Integration of Multiple Data Sources for Gene Network Inference Using Genetic Perturbation Data

Xiao Liang
William Chad Young
Ling-Hong Hung
Adrian E. Raftery
Ka Yee Yeung, University of Washington Tacoma


Background: The inference of gene regulatory networks is of great interest and has various applications. The recent advances in high-throughout biological data collection have facilitated the construction and understanding of gene regulatory networks in many model organisms. However, the inference of gene networks from large-scale human genomic data can be challenging. Generally, it is difficult to identify the correct regulators for each gene in the large search space, given that the high dimensional gene expression data only provides a small number of observations for each gene.

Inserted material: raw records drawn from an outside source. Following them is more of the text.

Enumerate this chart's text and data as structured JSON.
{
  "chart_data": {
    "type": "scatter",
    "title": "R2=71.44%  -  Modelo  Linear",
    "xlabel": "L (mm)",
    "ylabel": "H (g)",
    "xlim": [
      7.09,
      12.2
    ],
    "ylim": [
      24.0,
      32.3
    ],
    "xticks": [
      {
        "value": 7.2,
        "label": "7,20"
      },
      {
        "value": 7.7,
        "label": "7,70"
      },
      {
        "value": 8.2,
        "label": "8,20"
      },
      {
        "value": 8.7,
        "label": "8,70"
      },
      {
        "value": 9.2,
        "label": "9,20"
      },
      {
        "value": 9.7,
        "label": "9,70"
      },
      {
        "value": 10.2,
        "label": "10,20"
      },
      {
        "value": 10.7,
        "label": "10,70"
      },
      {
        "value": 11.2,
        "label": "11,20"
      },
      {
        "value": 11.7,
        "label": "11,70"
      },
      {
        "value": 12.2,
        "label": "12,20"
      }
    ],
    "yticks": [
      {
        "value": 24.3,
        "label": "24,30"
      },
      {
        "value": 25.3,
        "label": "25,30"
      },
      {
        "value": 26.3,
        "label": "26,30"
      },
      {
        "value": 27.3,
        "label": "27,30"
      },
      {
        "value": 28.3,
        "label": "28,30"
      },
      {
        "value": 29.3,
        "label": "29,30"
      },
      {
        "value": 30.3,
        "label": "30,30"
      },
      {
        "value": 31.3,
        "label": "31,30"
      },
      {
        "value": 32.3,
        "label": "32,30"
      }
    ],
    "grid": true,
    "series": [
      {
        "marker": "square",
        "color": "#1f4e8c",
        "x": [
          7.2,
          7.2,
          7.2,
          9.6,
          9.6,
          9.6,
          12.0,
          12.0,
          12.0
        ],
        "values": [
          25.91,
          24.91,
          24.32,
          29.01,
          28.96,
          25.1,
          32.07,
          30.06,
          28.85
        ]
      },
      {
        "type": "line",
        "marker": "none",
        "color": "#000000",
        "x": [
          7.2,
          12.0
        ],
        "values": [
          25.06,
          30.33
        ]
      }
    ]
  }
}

Results: We present a Bayesian approach integrating external data sources with knockdown data from human cell lines to infer gene regulatory networks. In particular, we assemble multiple data sources including gene expression data, genome-wide binding data, gene ontology, known pathways and use a supervised learning framework to compute prior probabilities of regulatory relationships. We show that our integrated method improves the accuracy of inferred gene networks. We apply our method to two different human cell lines, which illustrates the general scope of our method. Conclusions: We present a flexible and systematic framework for external data integration that improves the accuracy of human gene network inference while retaining efficiency. Integrating various data sources of biological information also provides a systematic way to build on knowledge from existing literature.